Sind Österreichs Medien unabhängig? Es scheint, als wäre gerade bei florierenden Zeitungen ihr pekuniärer Erfolg ein Beweis ihrer
Abgängigkeit. Die Flüssigen sind deshalb keineswegs überflüssig, aber doch hat man den Eindruck, die Stumpfsinn verbreitenden Medien, die
zum Beispiel unter der Rubrik Gesellschaft das subsumieren, was selfiesüchtige Kunstfiguren von sich geben, verbreiten sich wie invasive
Neophyten, während alles, was Substanz hat, konsequent vernichtet wird.
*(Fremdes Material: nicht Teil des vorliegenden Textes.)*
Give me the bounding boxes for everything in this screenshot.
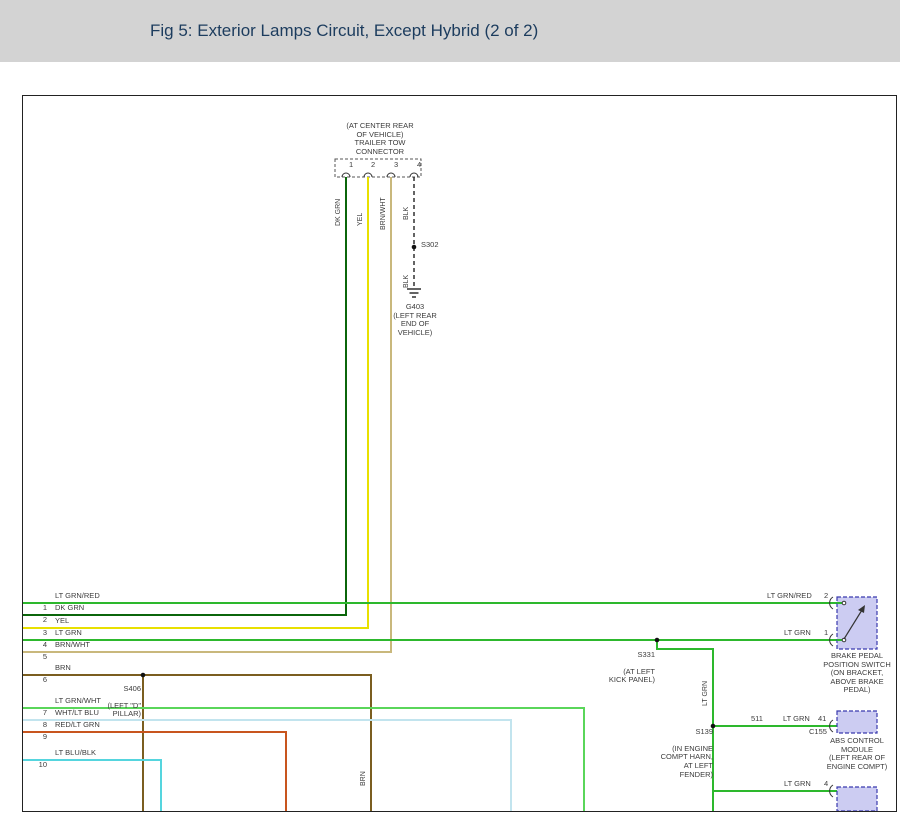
brake-pin-bottom: 1 [824,629,828,638]
splice-s331-label: S331 (AT LEFT KICK PANEL) [575,642,655,694]
ground-g403-label: G403 (LEFT REAR END OF VEHICLE) [376,303,454,337]
wire-label-dk-grn: DK GRN [333,180,344,226]
bottom-brn-label: BRN [358,756,369,786]
splice-s331-location: (AT LEFT KICK PANEL) [575,668,655,685]
left-pin-7: 7 [29,709,47,718]
trailer-pin-3: 3 [394,161,398,170]
abs-wire-label: LT GRN [783,715,810,724]
wire-label-yel: YEL [355,180,366,226]
left-wire-6: BRN [55,664,71,673]
trailer-pin-1: 1 [349,161,353,170]
wire-dk-grn [23,177,346,615]
abs-circuit-number: 511 [751,715,763,724]
splice-s331-name: S331 [575,651,655,660]
wire-wht-lt-blu [23,720,511,811]
left-pin-8: 8 [29,721,47,730]
splice-dot-s302 [412,245,417,250]
figure-title: Fig 5: Exterior Lamps Circuit, Except Hy… [150,0,538,62]
wiring-svg [23,96,896,811]
brake-switch-label: BRAKE PEDAL POSITION SWITCH (ON BRACKET,… [809,652,897,695]
wiring-diagram-canvas: (AT CENTER REAR OF VEHICLE) TRAILER TOW … [22,95,897,812]
left-pin-10: 10 [29,761,47,770]
splice-s139-location: (IN ENGINE COMPT HARN, AT LEFT FENDER) [629,745,713,779]
bottom-wire-label: LT GRN [784,780,811,789]
splice-s302-label: S302 [421,241,439,250]
left-pin-1: 1 [29,604,47,613]
wire-label-blk: BLK [401,180,412,220]
left-pin-6: 6 [29,676,47,685]
trailer-pin-4: 4 [417,161,421,170]
trailer-pin-2: 2 [371,161,375,170]
splice-s139-label: S139 (IN ENGINE COMPT HARN, AT LEFT FEND… [629,719,713,788]
left-wire-2: DK GRN [55,604,84,613]
bottom-pin: 4 [824,780,828,789]
abs-module-box [837,711,877,733]
splice-s139-name: S139 [629,728,713,737]
left-pin-3: 3 [29,629,47,638]
left-pin-9: 9 [29,733,47,742]
left-wire-5: BRN/WHT [55,641,90,650]
wire-label-brn-wht: BRN/WHT [378,180,389,230]
wire-yel [23,177,368,628]
left-wire-3: YEL [55,617,69,626]
splice-s406-label: S406 (LEFT "D" PILLAR) [75,676,141,728]
abs-connector-id: C155 [809,728,827,737]
left-pin-2: 2 [29,616,47,625]
brake-switch-box [837,597,877,649]
trailer-connector-label: (AT CENTER REAR OF VEHICLE) TRAILER TOW … [319,122,441,156]
brake-wire-top-label: LT GRN/RED [767,592,812,601]
figure-title-bar: Fig 5: Exterior Lamps Circuit, Except Hy… [0,0,900,62]
trailer-connector-box [335,159,421,177]
branch-lt-grn-label: LT GRN [700,670,711,706]
left-wire-10: LT BLU/BLK [55,749,96,758]
splice-dot-s406 [141,673,146,678]
ground-symbol [407,289,421,297]
splice-dot-s331 [655,638,660,643]
wire-red-lt-grn [23,732,286,811]
left-wire-1: LT GRN/RED [55,592,100,601]
left-pin-5: 5 [29,653,47,662]
bottom-module-box [837,787,877,811]
wire-brn-wht [23,177,391,652]
splice-s406-name: S406 [75,685,141,694]
wire-label-blk-2: BLK [401,254,412,288]
abs-pin: 41 [818,715,826,724]
left-wire-4: LT GRN [55,629,82,638]
splice-s406-location: (LEFT "D" PILLAR) [75,702,141,719]
left-pin-4: 4 [29,641,47,650]
brake-pin-top: 2 [824,592,828,601]
brake-wire-bottom-label: LT GRN [784,629,811,638]
abs-module-label: ABS CONTROL MODULE (LEFT REAR OF ENGINE … [809,737,897,771]
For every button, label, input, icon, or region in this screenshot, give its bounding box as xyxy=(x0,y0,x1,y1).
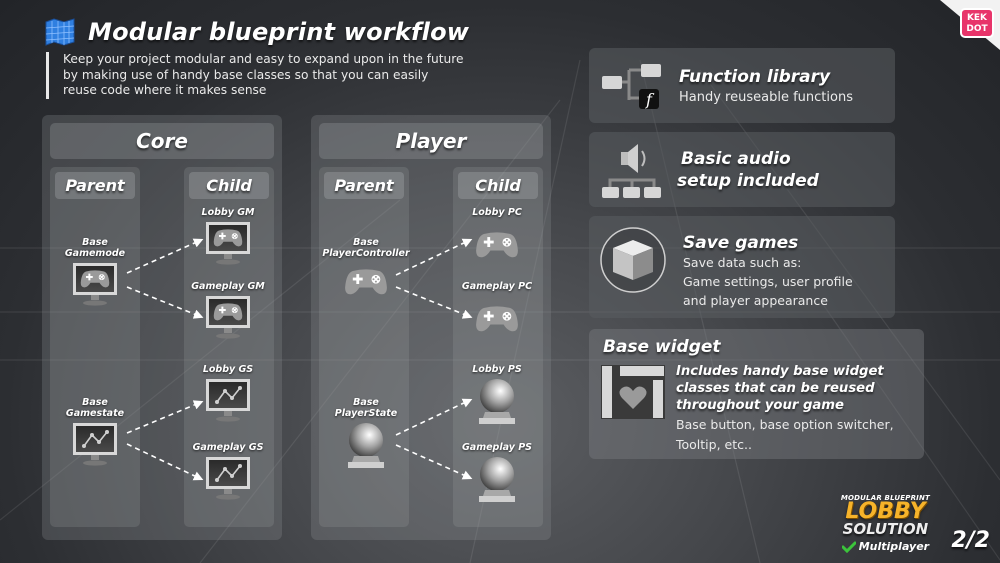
node-gameplay-ps[interactable]: Gameplay PS xyxy=(449,442,545,504)
card-save-games: Save games Save data such as: Game setti… xyxy=(589,216,895,318)
monitor-gamepad-icon xyxy=(205,295,251,339)
kekdot-logo: KEK DOT xyxy=(960,8,994,38)
sphere-pedestal-icon xyxy=(344,422,388,470)
card-text: Handy reuseable functions xyxy=(679,90,853,105)
monitor-chart-icon xyxy=(72,422,118,466)
node-gameplay-gs[interactable]: Gameplay GS xyxy=(180,442,276,500)
cube-icon xyxy=(600,227,666,293)
card-title: Basic audio xyxy=(681,149,791,169)
function-tree-icon: f xyxy=(602,64,661,109)
parent-column: Parent xyxy=(50,167,140,527)
node-lobby-ps[interactable]: Lobby PS xyxy=(449,364,545,426)
node-gameplay-pc[interactable]: Gameplay PC xyxy=(449,281,545,334)
blueprint-map-icon xyxy=(45,18,75,46)
node-base-playercontroller[interactable]: Base PlayerController xyxy=(318,237,414,297)
multiplayer-tag: Multiplayer xyxy=(841,540,930,553)
card-function-library: f Function library Handy reuseable funct… xyxy=(589,48,895,123)
card-subtitle: throughout your game xyxy=(676,398,844,413)
column-header: Parent xyxy=(55,172,135,199)
checkmark-icon xyxy=(841,541,856,553)
parent-column: Parent xyxy=(319,167,409,527)
node-label: Base xyxy=(82,237,108,248)
card-text: Base button, base option switcher, xyxy=(676,417,894,432)
node-label: Base xyxy=(353,397,379,408)
node-label: Gameplay GS xyxy=(192,442,264,453)
card-text: Tooltip, etc.. xyxy=(676,437,752,452)
node-label: Lobby GM xyxy=(201,207,255,218)
widget-heart-icon xyxy=(601,365,665,419)
monitor-gamepad-icon xyxy=(72,262,118,306)
header: Modular blueprint workflow xyxy=(44,18,469,46)
card-text: Save data such as: xyxy=(683,255,802,270)
intro-line: Keep your project modular and easy to ex… xyxy=(63,52,464,66)
group-title: Player xyxy=(319,123,543,159)
card-base-widget: Base widget Includes handy base widget c… xyxy=(589,329,924,459)
brand-line-2: DOT xyxy=(966,24,988,34)
logo-solution-text: SOLUTION xyxy=(842,520,929,538)
node-label: Lobby GS xyxy=(202,364,254,375)
node-lobby-gm[interactable]: Lobby GM xyxy=(180,207,276,265)
multiplayer-label: Multiplayer xyxy=(858,540,930,553)
sphere-pedestal-icon xyxy=(475,378,519,426)
group-title: Core xyxy=(50,123,274,159)
card-title: Base widget xyxy=(603,337,721,357)
page-title: Modular blueprint workflow xyxy=(88,18,470,46)
node-label: Gamemode xyxy=(64,248,126,259)
card-basic-audio: Basic audio setup included xyxy=(589,132,895,207)
gamepad-icon xyxy=(475,304,519,334)
node-label: Base xyxy=(82,397,108,408)
card-title: Save games xyxy=(683,233,799,253)
monitor-gamepad-icon xyxy=(205,221,251,265)
card-subtitle: classes that can be reused xyxy=(676,381,875,396)
node-label: Gameplay PC xyxy=(461,281,533,292)
node-label: PlayerState xyxy=(334,408,398,419)
node-base-gamestate[interactable]: Base Gamestate xyxy=(47,397,143,466)
monitor-chart-icon xyxy=(205,378,251,422)
node-label: Gameplay PS xyxy=(461,442,533,453)
node-lobby-gs[interactable]: Lobby GS xyxy=(180,364,276,422)
gamepad-icon xyxy=(475,230,519,260)
node-gameplay-gm[interactable]: Gameplay GM xyxy=(180,281,276,339)
node-base-gamemode[interactable]: Base Gamemode xyxy=(47,237,143,306)
node-base-playerstate[interactable]: Base PlayerState xyxy=(318,397,414,470)
node-label: Base xyxy=(353,237,379,248)
gamepad-icon xyxy=(344,267,388,297)
sphere-pedestal-icon xyxy=(475,456,519,504)
audio-tree-icon xyxy=(602,144,661,198)
card-text: and player appearance xyxy=(683,293,828,308)
node-label: Gamestate xyxy=(65,408,125,419)
logo-lobby-text: LOBBY xyxy=(845,499,926,524)
card-title: Function library xyxy=(679,67,831,87)
column-header: Child xyxy=(189,172,269,199)
node-label: PlayerController xyxy=(322,248,410,259)
node-lobby-pc[interactable]: Lobby PC xyxy=(449,207,545,260)
card-text: Game settings, user profile xyxy=(683,274,853,289)
card-title: setup included xyxy=(677,171,819,191)
intro-line: by making use of handy base classes so t… xyxy=(63,67,429,82)
node-label: Gameplay GM xyxy=(191,281,265,292)
card-subtitle: Includes handy base widget xyxy=(676,364,884,379)
node-label: Lobby PC xyxy=(472,207,522,218)
product-logo: MODULAR BLUEPRINT LOBBY SOLUTION Multipl… xyxy=(841,494,930,553)
column-header: Parent xyxy=(324,172,404,199)
page-indicator: 2/2 xyxy=(951,528,990,553)
monitor-chart-icon xyxy=(205,456,251,500)
node-label: Lobby PS xyxy=(472,364,522,375)
brand-line-1: KEK xyxy=(966,13,988,23)
intro-text: Keep your project modular and easy to ex… xyxy=(46,52,516,99)
intro-line: reuse code where it makes sense xyxy=(63,83,267,97)
column-header: Child xyxy=(458,172,538,199)
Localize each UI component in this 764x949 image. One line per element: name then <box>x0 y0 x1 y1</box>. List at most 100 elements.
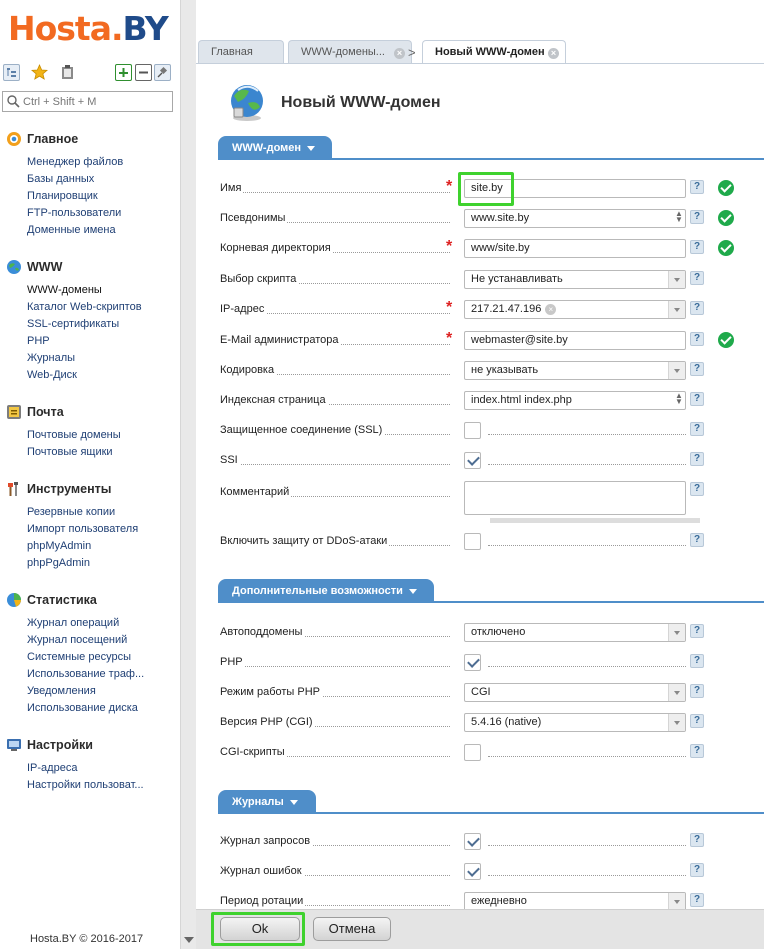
sidebar-section-header[interactable]: Главное <box>0 130 180 148</box>
root-dir-input[interactable]: www/site.by <box>464 239 686 258</box>
sidebar-item-user-import[interactable]: Импорт пользователя <box>0 521 180 538</box>
help-icon[interactable]: ? <box>690 240 704 254</box>
help-icon[interactable]: ? <box>690 422 704 436</box>
help-icon[interactable]: ? <box>690 714 704 728</box>
ddos-checkbox[interactable] <box>464 533 481 550</box>
sidebar-item-phppgadmin[interactable]: phpPgAdmin <box>0 555 180 572</box>
index-page-input[interactable]: index.html index.php <box>464 391 686 410</box>
help-icon[interactable]: ? <box>690 744 704 758</box>
cancel-button[interactable]: Отмена <box>313 917 391 941</box>
sidebar-item-notifications[interactable]: Уведомления <box>0 683 180 700</box>
help-icon[interactable]: ? <box>690 863 704 877</box>
help-icon[interactable]: ? <box>690 362 704 376</box>
sidebar-item-visits-log[interactable]: Журнал посещений <box>0 632 180 649</box>
sidebar-item-web-scripts[interactable]: Каталог Web-скриптов <box>0 299 180 316</box>
tab-home[interactable]: Главная <box>198 40 284 64</box>
settings-icon <box>7 739 21 751</box>
sidebar: Hosta.BY Главное Менеджер файлов <box>0 0 180 949</box>
list-stepper-icon[interactable]: ▲ ▼ <box>675 392 683 406</box>
cgi-checkbox[interactable] <box>464 744 481 761</box>
sidebar-item-traffic-usage[interactable]: Использование траф... <box>0 666 180 683</box>
clipboard-icon[interactable] <box>59 64 76 81</box>
sidebar-item-phpmyadmin[interactable]: phpMyAdmin <box>0 538 180 555</box>
access-log-checkbox[interactable] <box>464 833 481 850</box>
sidebar-item-www-domains[interactable]: WWW-домены <box>0 282 180 299</box>
sidebar-item-backups[interactable]: Резервные копии <box>0 504 180 521</box>
sidebar-item-operations-log[interactable]: Журнал операций <box>0 615 180 632</box>
expand-all-icon[interactable] <box>115 64 132 81</box>
ip-select[interactable]: 217.21.47.196 × <box>464 300 686 319</box>
logo[interactable]: Hosta.BY <box>8 9 169 48</box>
globe-icon <box>7 260 21 274</box>
error-log-checkbox[interactable] <box>464 863 481 880</box>
sidebar-item-domain-names[interactable]: Доменные имена <box>0 222 180 239</box>
comment-textarea[interactable] <box>464 481 686 515</box>
group-www-domain[interactable]: WWW-домен <box>218 136 764 160</box>
group-extra-options[interactable]: Дополнительные возможности <box>218 579 764 603</box>
tab-separator-icon: > <box>408 45 416 60</box>
sidebar-section-statistics: Статистика Журнал операций Журнал посеще… <box>0 591 180 717</box>
scroll-down-icon[interactable] <box>184 937 194 943</box>
sidebar-section-header[interactable]: Настройки <box>0 736 180 754</box>
tab-new-www-domain[interactable]: Новый WWW-домен × <box>422 40 566 65</box>
sidebar-section-header[interactable]: WWW <box>0 258 180 276</box>
sidebar-item-ftp-users[interactable]: FTP-пользователи <box>0 205 180 222</box>
sidebar-section-header[interactable]: Статистика <box>0 591 180 609</box>
sidebar-item-scheduler[interactable]: Планировщик <box>0 188 180 205</box>
close-icon[interactable]: × <box>548 48 559 59</box>
textarea-scrollbar[interactable] <box>490 518 700 523</box>
encoding-select[interactable]: не указывать <box>464 361 686 380</box>
collapse-all-icon[interactable] <box>135 64 152 81</box>
help-icon[interactable]: ? <box>690 684 704 698</box>
form-action-bar: Ok Отмена <box>196 909 764 949</box>
sidebar-item-ssl-certificates[interactable]: SSL-сертификаты <box>0 316 180 333</box>
favorites-star-icon[interactable] <box>30 64 49 81</box>
search-input[interactable] <box>23 94 168 109</box>
help-icon[interactable]: ? <box>690 271 704 285</box>
help-icon[interactable]: ? <box>690 654 704 668</box>
sidebar-section-header[interactable]: Инструменты <box>0 480 180 498</box>
help-icon[interactable]: ? <box>690 833 704 847</box>
sidebar-item-mailboxes[interactable]: Почтовые ящики <box>0 444 180 461</box>
php-version-select[interactable]: 5.4.16 (native) <box>464 713 686 732</box>
close-icon[interactable]: × <box>394 48 405 59</box>
ssi-checkbox[interactable] <box>464 452 481 469</box>
php-mode-select[interactable]: CGI <box>464 683 686 702</box>
list-stepper-icon[interactable]: ▲ ▼ <box>675 210 683 224</box>
sidebar-item-file-manager[interactable]: Менеджер файлов <box>0 154 180 171</box>
row-php: PHP ? <box>220 652 740 674</box>
email-input[interactable]: webmaster@site.by <box>464 331 686 350</box>
php-checkbox[interactable] <box>464 654 481 671</box>
remove-chip-icon[interactable]: × <box>545 303 557 315</box>
sidebar-item-ip-addresses[interactable]: IP-адреса <box>0 760 180 777</box>
help-icon[interactable]: ? <box>690 533 704 547</box>
sidebar-item-logs[interactable]: Журналы <box>0 350 180 367</box>
group-logs[interactable]: Журналы <box>218 790 764 814</box>
tree-view-icon[interactable] <box>3 64 20 81</box>
help-icon[interactable]: ? <box>690 301 704 315</box>
sidebar-item-system-resources[interactable]: Системные ресурсы <box>0 649 180 666</box>
sidebar-item-databases[interactable]: Базы данных <box>0 171 180 188</box>
sidebar-scrollbar[interactable] <box>180 0 196 949</box>
rotation-select[interactable]: ежедневно <box>464 892 686 909</box>
help-icon[interactable]: ? <box>690 392 704 406</box>
sidebar-item-disk-usage[interactable]: Использование диска <box>0 700 180 717</box>
help-icon[interactable]: ? <box>690 210 704 224</box>
sidebar-item-web-disk[interactable]: Web-Диск <box>0 367 180 384</box>
help-icon[interactable]: ? <box>690 893 704 907</box>
tab-www-domains[interactable]: WWW-домены... × <box>288 40 412 64</box>
help-icon[interactable]: ? <box>690 332 704 346</box>
script-select[interactable]: Не устанавливать <box>464 270 686 289</box>
sidebar-item-mail-domains[interactable]: Почтовые домены <box>0 427 180 444</box>
sidebar-section-header[interactable]: Почта <box>0 403 180 421</box>
autosubdomains-select[interactable]: отключено <box>464 623 686 642</box>
aliases-input[interactable]: www.site.by <box>464 209 686 228</box>
pin-icon[interactable] <box>154 64 171 81</box>
sidebar-item-php[interactable]: PHP <box>0 333 180 350</box>
help-icon[interactable]: ? <box>690 624 704 638</box>
help-icon[interactable]: ? <box>690 482 704 496</box>
ssl-checkbox[interactable] <box>464 422 481 439</box>
sidebar-item-user-settings[interactable]: Настройки пользоват... <box>0 777 180 794</box>
help-icon[interactable]: ? <box>690 452 704 466</box>
help-icon[interactable]: ? <box>690 180 704 194</box>
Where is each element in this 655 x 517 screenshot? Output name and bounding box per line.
Die Medienlandschaft in Österreich war immer schon eine mit Scherben und Glassplittern übersäte Gstätten, aber durch die elektronischen
Medien wird nun vieles unnachvollziehbar Anrüchige nachvollziehbar und bruchstückhaft öffentlich. Wenn man dann irgendwann den durch
Verhaberung kompromittierten Medien nicht mehr trauen kann, führt das unweigerlich zu Chaos und Verschwörungstheorien.

Seit es die sozialen Netzwerke gibt, gehen Differenzierung und Diskussionsbereitschaft verloren. Die apokalyptischen Reiter kommen nicht mit
Flammenschwertern und Pestleichen, sondern mit eigenen Meinungen, neben denen nichts geduldet wird. Alle wollen sich moralisch
überlegen fühlen: vegan, woke, Nichtraucher, divers, Suppen-auf-Kunst-Schütter, Impfgegner, Impfbefürworter... Und alle nehmen sich das
Recht, in dem sie sich zu sein glauben.

Da passt das von der Politik tolerierte Abmurksen der für Meinungspluralität stehenden "Wiener Zeitung" gut dazu. Aber muss das wirklich
sein? Sollen wir jede Verschlechterung akzeptieren? Nein, diesmal nicht, die "Wiener Zeitung" darf nicht sterben. Punkt.